Let us start with Lucky Igbinedion himself. He was after his tenure as governor dragged to court by EFCC and slammed with 191 court charges including the theft of N25b. This was reduced to one count of corruption summarized as ‘false declaration of account’, after plea bargaining. An Enugu Federal High Court presided over by Justice Abdullahi Kafarati later sentenced him to six months in prison with the option of a N3.5 million fine which many considered a slap on the wrist. With the plea bargain agreement he reached with the EFCC, he was required to return N500 million and forfeit three of the houses he acquired with stolen public funds to the Federal Government.

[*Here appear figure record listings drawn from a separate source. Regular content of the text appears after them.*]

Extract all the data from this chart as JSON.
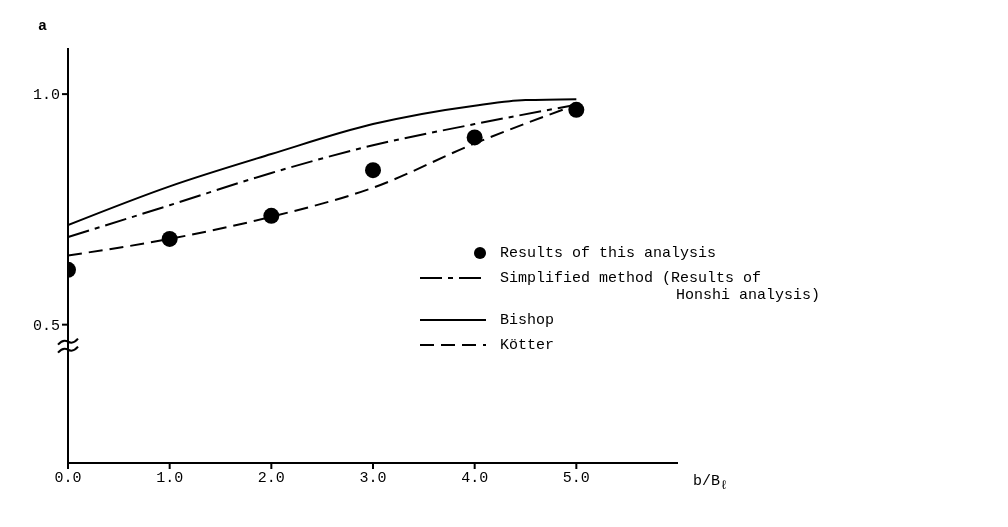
{
  "chart_data": {
    "type": "line",
    "xlabel": "b/B$_{ℓ}$",
    "ylabel": "a",
    "xlim": [
      0,
      6
    ],
    "xticks": [
      {
        "value": 0,
        "label": "0.0"
      },
      {
        "value": 1,
        "label": "1.0"
      },
      {
        "value": 2,
        "label": "2.0"
      },
      {
        "value": 3,
        "label": "3.0"
      },
      {
        "value": 4,
        "label": "4.0"
      },
      {
        "value": 5,
        "label": "5.0"
      }
    ],
    "ylim": [
      0.2,
      1.1
    ],
    "yticks": [
      {
        "value": 0.5,
        "label": "0.5"
      },
      {
        "value": 1,
        "label": "1.0"
      }
    ],
    "grid": false,
    "legend": "right",
    "series": [
      {
        "name": "Results of this analysis",
        "type": "scatter",
        "color": "#000000",
        "marker": "circle",
        "x": [
          0,
          1,
          2,
          3,
          4,
          5
        ],
        "values": [
          0.619,
          0.686,
          0.736,
          0.835,
          0.906,
          0.966
        ]
      },
      {
        "name": "Simplified method (Results of Honshi analysis)",
        "color": "#000000",
        "line_style": "dashdot",
        "x": [
          0,
          1,
          2,
          3,
          4,
          5
        ],
        "values": [
          0.69,
          0.759,
          0.829,
          0.889,
          0.935,
          0.977
        ]
      },
      {
        "name": "Bishop",
        "color": "#000000",
        "line_style": "solid",
        "x": [
          0,
          1,
          2,
          3,
          4,
          4.5,
          5
        ],
        "values": [
          0.716,
          0.8,
          0.87,
          0.935,
          0.975,
          0.987,
          0.989
        ]
      },
      {
        "name": "Kötter",
        "color": "#000000",
        "line_style": "dashed",
        "x": [
          0,
          1,
          2,
          3,
          4,
          5
        ],
        "values": [
          0.65,
          0.686,
          0.734,
          0.797,
          0.893,
          0.977
        ]
      }
    ]
  }
}
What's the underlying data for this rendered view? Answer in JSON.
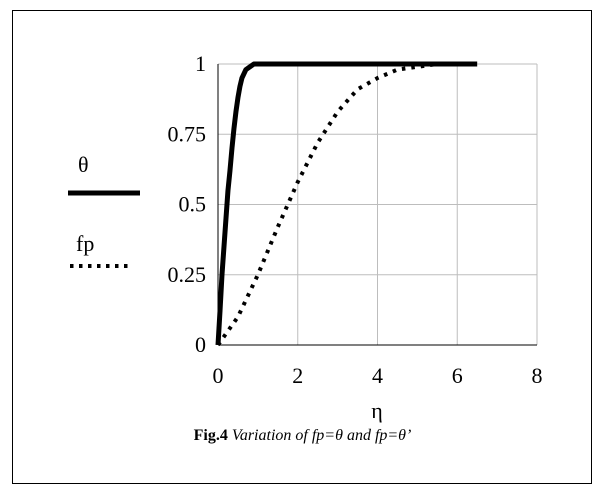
{
  "chart_data": {
    "type": "line",
    "xlabel": "η",
    "ylabel": "",
    "xlim": [
      0,
      8
    ],
    "ylim": [
      0,
      1
    ],
    "x_ticks": [
      "0",
      "2",
      "4",
      "6",
      "8"
    ],
    "y_ticks": [
      "0",
      "0.25",
      "0.5",
      "0.75",
      "1"
    ],
    "grid": true,
    "legend_position": "left",
    "series": [
      {
        "name": "θ",
        "style": "solid",
        "color": "#000000",
        "x": [
          0,
          0.05,
          0.1,
          0.15,
          0.2,
          0.25,
          0.3,
          0.35,
          0.4,
          0.45,
          0.5,
          0.55,
          0.6,
          0.7,
          0.8,
          0.9,
          1.0,
          2,
          4,
          6.5
        ],
        "y": [
          0,
          0.12,
          0.25,
          0.35,
          0.45,
          0.55,
          0.62,
          0.7,
          0.77,
          0.83,
          0.88,
          0.92,
          0.95,
          0.98,
          0.99,
          1.0,
          1.0,
          1.0,
          1.0,
          1.0
        ]
      },
      {
        "name": "fp",
        "style": "dotted",
        "color": "#000000",
        "x": [
          0,
          0.5,
          1.0,
          1.5,
          2.0,
          2.5,
          3.0,
          3.5,
          4.0,
          4.5,
          5.0,
          5.5,
          6.0,
          6.5
        ],
        "y": [
          0,
          0.1,
          0.25,
          0.42,
          0.58,
          0.72,
          0.83,
          0.91,
          0.95,
          0.98,
          0.99,
          1.0,
          1.0,
          1.0
        ]
      }
    ]
  },
  "caption": {
    "fig": "Fig.4",
    "desc": " Variation of fp=θ and fp=θ’"
  }
}
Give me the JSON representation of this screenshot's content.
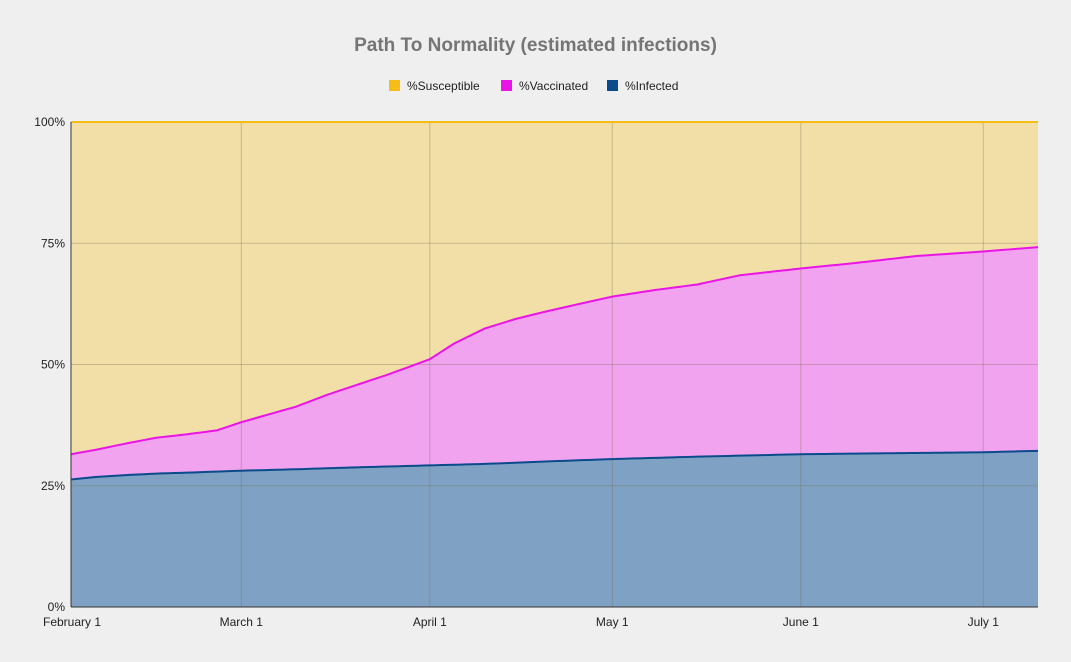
{
  "chart_data": {
    "type": "area",
    "stacked": true,
    "title": "Path To Normality (estimated infections)",
    "xlabel": "",
    "ylabel": "",
    "x_range": [
      "2021-02-01",
      "2021-07-10"
    ],
    "ylim": [
      0,
      100
    ],
    "y_ticks": [
      {
        "value": 0,
        "label": "0%"
      },
      {
        "value": 25,
        "label": "25%"
      },
      {
        "value": 50,
        "label": "50%"
      },
      {
        "value": 75,
        "label": "75%"
      },
      {
        "value": 100,
        "label": "100%"
      }
    ],
    "x_ticks": [
      {
        "date": "2021-02-01",
        "label": "February 1"
      },
      {
        "date": "2021-03-01",
        "label": "March 1"
      },
      {
        "date": "2021-04-01",
        "label": "April 1"
      },
      {
        "date": "2021-05-01",
        "label": "May 1"
      },
      {
        "date": "2021-06-01",
        "label": "June 1"
      },
      {
        "date": "2021-07-01",
        "label": "July 1"
      }
    ],
    "grid": true,
    "legend_position": "top",
    "series": [
      {
        "name": "%Infected",
        "color": "#0b4a8b",
        "fill": "#7fa2c4",
        "x": [
          "2021-02-01",
          "2021-02-05",
          "2021-02-10",
          "2021-02-15",
          "2021-02-20",
          "2021-03-01",
          "2021-03-10",
          "2021-03-20",
          "2021-04-01",
          "2021-04-10",
          "2021-04-20",
          "2021-05-01",
          "2021-05-15",
          "2021-06-01",
          "2021-06-15",
          "2021-07-01",
          "2021-07-10"
        ],
        "values": [
          26.3,
          26.8,
          27.2,
          27.5,
          27.7,
          28.1,
          28.4,
          28.8,
          29.2,
          29.5,
          30.0,
          30.5,
          31.0,
          31.5,
          31.7,
          31.9,
          32.2
        ]
      },
      {
        "name": "%Vaccinated",
        "color": "#ea14e6",
        "fill": "#f2a3f0",
        "x": [
          "2021-02-01",
          "2021-02-05",
          "2021-02-10",
          "2021-02-15",
          "2021-02-20",
          "2021-02-25",
          "2021-03-01",
          "2021-03-05",
          "2021-03-10",
          "2021-03-15",
          "2021-03-20",
          "2021-03-25",
          "2021-04-01",
          "2021-04-05",
          "2021-04-10",
          "2021-04-15",
          "2021-04-20",
          "2021-04-25",
          "2021-05-01",
          "2021-05-08",
          "2021-05-15",
          "2021-05-22",
          "2021-06-01",
          "2021-06-10",
          "2021-06-20",
          "2021-07-01",
          "2021-07-10"
        ],
        "values": [
          5.2,
          5.6,
          6.5,
          7.4,
          7.9,
          8.5,
          10.0,
          11.3,
          12.9,
          15.1,
          17.0,
          18.9,
          21.9,
          25.0,
          27.9,
          29.6,
          30.9,
          32.1,
          33.5,
          34.6,
          35.5,
          37.2,
          38.3,
          39.3,
          40.6,
          41.4,
          42.0
        ]
      },
      {
        "name": "%Susceptible",
        "color": "#f6bd16",
        "fill": "#f2dfa8",
        "remainder_to": 100
      }
    ],
    "legend_order": [
      "%Susceptible",
      "%Vaccinated",
      "%Infected"
    ]
  }
}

Ibori who perfectly fits Saro Wiwa’s vulture characterization was first arraigned in Kaduna. But his associates in the judiciary curiously won their argument that he could only be tried in Asaba. Since there was no Federal High Court in Asaba, Dr. Ewetan Uduaghan, secretary to Ibori government, who went on to succeed him as Delta State governor, quickly donated two government buildings for the purpose. The Asaba Federal High Court created for Ibori and presided over by Justice Marcel Awokulehin wasted no time in discharging and acquitting James Ibori of all of the 170-count charges of corruption, involving the laundering of millions of dollars, filed against him by EFCC. But this did not stop a London court that described Ibori as ‘a criminal in government house’ from jailing him for 13 years after pleading guilty to some of the offences for which he had been acquitted by Asaba Federal High Court.

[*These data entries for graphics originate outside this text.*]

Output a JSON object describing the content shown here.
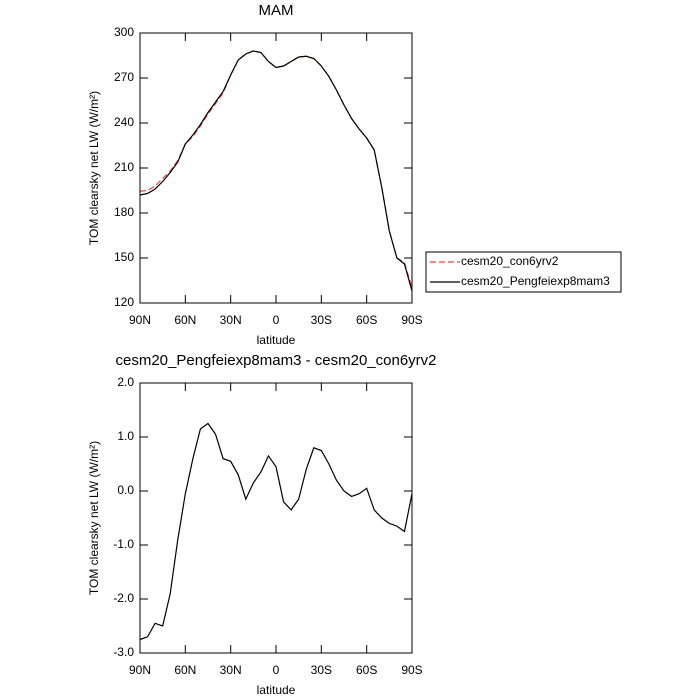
{
  "chart_data": [
    {
      "type": "line",
      "title": "MAM",
      "xlabel": "latitude",
      "ylabel": "TOM clearsky net LW (W/m²)",
      "x": [
        90,
        85,
        80,
        75,
        70,
        65,
        60,
        55,
        50,
        45,
        40,
        35,
        30,
        25,
        20,
        15,
        10,
        5,
        0,
        -5,
        -10,
        -15,
        -20,
        -25,
        -30,
        -35,
        -40,
        -45,
        -50,
        -55,
        -60,
        -65,
        -70,
        -75,
        -80,
        -85,
        -90
      ],
      "xlim": [
        90,
        -90
      ],
      "xticks": [
        {
          "value": 90,
          "label": "90N"
        },
        {
          "value": 60,
          "label": "60N"
        },
        {
          "value": 30,
          "label": "30N"
        },
        0,
        {
          "value": -30,
          "label": "30S"
        },
        {
          "value": -60,
          "label": "60S"
        },
        {
          "value": -90,
          "label": "90S"
        }
      ],
      "ylim": [
        120,
        300
      ],
      "yticks": [
        120,
        150,
        180,
        210,
        240,
        270,
        300
      ],
      "legend": "outside-right",
      "series": [
        {
          "name": "cesm20_con6yrv2",
          "color": "#e8443a",
          "dashed": true,
          "values": [
            194.5,
            195,
            198,
            203,
            208,
            215,
            226,
            231,
            238,
            246,
            253,
            260,
            272,
            282,
            286,
            288,
            287,
            281,
            277,
            278,
            281,
            284,
            284.5,
            283,
            278,
            271,
            262,
            252,
            243,
            236,
            230,
            222,
            197,
            168,
            150,
            147,
            130
          ]
        },
        {
          "name": "cesm20_Pengfeiexp8mam3",
          "color": "#000000",
          "dashed": false,
          "values": [
            192,
            193,
            196,
            201,
            207,
            214,
            226,
            232,
            239,
            247,
            254,
            261,
            272,
            282,
            286,
            288,
            287,
            281,
            277,
            278,
            281,
            284,
            284.5,
            283,
            278,
            271,
            262,
            252,
            243,
            236,
            230,
            222,
            197,
            168,
            150,
            146,
            128
          ]
        }
      ]
    },
    {
      "type": "line",
      "title": "cesm20_Pengfeiexp8mam3 - cesm20_con6yrv2",
      "xlabel": "latitude",
      "ylabel": "TOM clearsky net LW (W/m²)",
      "x": [
        90,
        85,
        80,
        75,
        70,
        65,
        60,
        55,
        50,
        45,
        40,
        35,
        30,
        25,
        20,
        15,
        10,
        5,
        0,
        -5,
        -10,
        -15,
        -20,
        -25,
        -30,
        -35,
        -40,
        -45,
        -50,
        -55,
        -60,
        -65,
        -70,
        -75,
        -80,
        -85,
        -90
      ],
      "xlim": [
        90,
        -90
      ],
      "xticks": [
        {
          "value": 90,
          "label": "90N"
        },
        {
          "value": 60,
          "label": "60N"
        },
        {
          "value": 30,
          "label": "30N"
        },
        0,
        {
          "value": -30,
          "label": "30S"
        },
        {
          "value": -60,
          "label": "60S"
        },
        {
          "value": -90,
          "label": "90S"
        }
      ],
      "ylim": [
        -3,
        2
      ],
      "yticks": [
        {
          "value": -3,
          "label": "-3.0"
        },
        {
          "value": -2,
          "label": "-2.0"
        },
        {
          "value": -1,
          "label": "-1.0"
        },
        {
          "value": 0,
          "label": "0.0"
        },
        {
          "value": 1,
          "label": "1.0"
        },
        {
          "value": 2,
          "label": "2.0"
        }
      ],
      "series": [
        {
          "color": "#000000",
          "dashed": false,
          "values": [
            -2.75,
            -2.7,
            -2.45,
            -2.5,
            -1.9,
            -0.9,
            -0.05,
            0.6,
            1.15,
            1.25,
            1.05,
            0.6,
            0.55,
            0.3,
            -0.15,
            0.15,
            0.35,
            0.65,
            0.45,
            -0.2,
            -0.35,
            -0.15,
            0.4,
            0.8,
            0.75,
            0.5,
            0.2,
            0.0,
            -0.1,
            -0.05,
            0.05,
            -0.35,
            -0.5,
            -0.6,
            -0.65,
            -0.75,
            -0.05
          ]
        }
      ]
    }
  ]
}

And finally we can add Alamieyeseigha, the ‘Ijaw Governor-General’. While his influential Nigerian associates insisted the people of Niger Delta had no problem with their governor-general over his husbandry of their resources, the governments of Britain, United States, South Africa, Bahamas and Seychelles as well as the United Nations Office on Drugs and Crime and the World Bank under the Stolen Assets Recovery Initiative’ were not impressed. They went on to list his portfolio of foreign assets which included accounts with five banks in the UK and further accounts with banks in Cyprus, Denmark and the United States; four London properties acquired for a total of £4.8m; a Cape Town harbour penthouse acquired for almost £1m, assets in the United States, and almost £1m in cash stored in one of his London properties. Britain’s Metropolitan Police went on to charge him to court from where he jumped bail and escaped to Nigeria. And when Ribadu finally secured his conviction in Nigeria, ex-President Jonathan his fellow Ijaw man granted him a presidential amnesty.

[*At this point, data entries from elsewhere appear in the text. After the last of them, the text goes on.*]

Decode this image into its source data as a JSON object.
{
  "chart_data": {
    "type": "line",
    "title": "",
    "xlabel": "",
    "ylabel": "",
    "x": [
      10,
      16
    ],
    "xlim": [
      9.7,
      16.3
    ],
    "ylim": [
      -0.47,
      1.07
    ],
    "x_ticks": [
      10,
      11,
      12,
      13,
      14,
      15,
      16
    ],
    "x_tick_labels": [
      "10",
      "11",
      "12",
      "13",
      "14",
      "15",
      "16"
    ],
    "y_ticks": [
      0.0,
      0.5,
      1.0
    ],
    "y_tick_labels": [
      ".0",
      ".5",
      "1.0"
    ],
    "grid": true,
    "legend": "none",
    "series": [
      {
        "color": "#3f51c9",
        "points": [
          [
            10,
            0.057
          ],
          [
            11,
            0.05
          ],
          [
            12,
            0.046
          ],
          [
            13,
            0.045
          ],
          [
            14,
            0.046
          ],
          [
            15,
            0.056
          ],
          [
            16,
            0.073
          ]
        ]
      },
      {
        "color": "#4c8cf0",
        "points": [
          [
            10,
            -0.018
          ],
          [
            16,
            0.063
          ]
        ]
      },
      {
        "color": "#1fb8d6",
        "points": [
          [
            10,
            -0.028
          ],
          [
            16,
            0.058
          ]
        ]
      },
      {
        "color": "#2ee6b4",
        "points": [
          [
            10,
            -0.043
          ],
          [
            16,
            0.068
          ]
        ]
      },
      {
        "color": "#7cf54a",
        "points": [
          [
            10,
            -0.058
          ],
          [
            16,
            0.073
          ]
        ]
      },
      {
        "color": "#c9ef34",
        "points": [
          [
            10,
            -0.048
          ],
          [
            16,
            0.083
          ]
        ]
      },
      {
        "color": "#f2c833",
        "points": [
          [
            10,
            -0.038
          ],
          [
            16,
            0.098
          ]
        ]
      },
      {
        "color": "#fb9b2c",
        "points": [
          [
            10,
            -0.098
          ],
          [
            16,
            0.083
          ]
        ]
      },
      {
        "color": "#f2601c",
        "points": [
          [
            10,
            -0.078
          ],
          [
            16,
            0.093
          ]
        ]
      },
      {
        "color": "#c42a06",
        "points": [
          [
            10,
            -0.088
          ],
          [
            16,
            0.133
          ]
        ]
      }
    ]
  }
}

Membership of Saro Wiwa’s Niger Delta vultures is spread among the political, economic, intellectual and military classes as well as the judiciary and the press. With Igbinedion, the convict now playing the victim while casting the governor as the villain, Oshiomhole must have now realized that embarking on a crusade against Niger Delta vultures is like going on a suicide mission as Saro Wiwa discovered too late.